Por de pronto, la capacidad de interlocución de la vocera es cada vez más limitada. De hecho, vuelven a surgir los viejos fantasmas del equipo político, que no logra darle una conducción efectiva al Gobierno. La cuestión es delicada, sobre todo si recordamos que hace poco más de dos meses se realizó un cambio ministerial que buscaba terminar de una buena vez con los cuestionamientos. De más está decir que el objetivo no se logró, y hoy el gabinete político vuelve a parecer tan frágil como voluble. ¿Qué se ganó debilitando al propio equipo? ¿Quién querrá sentarse a conversar con Cecilia Pérez? ¿Por qué haber ensuciado de este modo una semana que podía terminar con la aprobación de la reforma tributaria? Por otro lado, el tono de la vocera deja en un extraño estado de incoherencia al propio mandatario, que suele insistir en la importancia de rehabilitar la política de los acuerdos. Sobra decir que la descalificación es poco congruente con esa voluntad.

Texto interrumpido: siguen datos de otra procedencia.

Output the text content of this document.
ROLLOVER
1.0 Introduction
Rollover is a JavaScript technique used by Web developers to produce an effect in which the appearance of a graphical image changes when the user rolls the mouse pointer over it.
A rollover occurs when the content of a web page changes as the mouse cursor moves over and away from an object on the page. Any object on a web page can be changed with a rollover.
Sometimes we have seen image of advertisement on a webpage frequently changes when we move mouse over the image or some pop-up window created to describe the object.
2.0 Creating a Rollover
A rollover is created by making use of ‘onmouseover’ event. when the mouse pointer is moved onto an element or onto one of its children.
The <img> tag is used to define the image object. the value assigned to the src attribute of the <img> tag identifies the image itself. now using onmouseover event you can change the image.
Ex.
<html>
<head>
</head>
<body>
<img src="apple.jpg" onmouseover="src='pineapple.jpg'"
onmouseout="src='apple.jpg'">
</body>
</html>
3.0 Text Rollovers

En rigor, el Gobierno escogió un camino muy arriesgado: el conflicto vacío como estrategia política. Esto puede ser útil para ganar aire, distraer la atención y generar ruido en el corto plazo, pero sus efectos más generales son perversos, pues desquicia toda discusión. La agresividad gratuita degrada tanto al debate como a sus actores y, de paso, deja expuesto al sistema a extremismos de cualquier color. Siempre habrá alguien dispuesto a ser más agresivo, a subir más los decibeles. ¿Cómo criticar luego a quienes persistan en ese juego? En este preciso punto reside el secreto del trumpismo: no importa el mensaje, sino mantener la tensión al límite para concentrar toda la atención mediática. Aunque no lo adviertan, todos aquellos que viven indignados con Trump —y que contemplan gozosamente su propia indignación— solo refuerzan su lógica. La dinámica de la discusión pública contemporánea está entrando en un momento muy peligroso, y uno esperaría del Gobierno una actitud más reflexiva. La tendencia es producir conflictos artificiales que se alimentan constantemente a sí mismos, y que modifican las condiciones del espacio público. Después de todo, el modelo de negocios de las redes sociales se funda en una indignación perpetua, que recuerda los minutos de odio descritos por Orwell en 1984. Las plataformas no son neutras y fomentan un debate que vuelve muy improbable la deliberación razonada de los asuntos comunes.

Desde luego, no se trata de negar la pertinencia del conflicto. Este puede ser saludable si se mantiene dentro de ciertos márgenes; pero siempre y cuando esté referido a diferencias sustantivas. En el caso que nos ocupa, el conflicto está reducido a una estéril escalada de descalificaciones gratuitas. El Gobierno no quiso defender una idea, sino simplemente golpear al adversario. Si se quiere, esto revela —una vez más— cuán profunda es la desorientación política del oficialismo, que decide gastar municiones en este tipo de disputas en lugar de dibujar un curso de acción. La adicción del ejecutivo a estudiar y seguir los más mínimos movimientos de las redes sociales —como si la función principal del Gobierno fuera complacerlas— conduce a tomar decisiones muy inconsistentes entre sí. Allí reside el pecado central de esta administración, que da la sensación de repetir una y otra vez el episodio Barrancones, porque no hay carácter ni convicciones para hacer nada distinto. El hombre es el único animal que tropieza dos —y más— veces con la misma piedra. A estas alturas, nadie lo sabe mejor que Sebastián Piñera.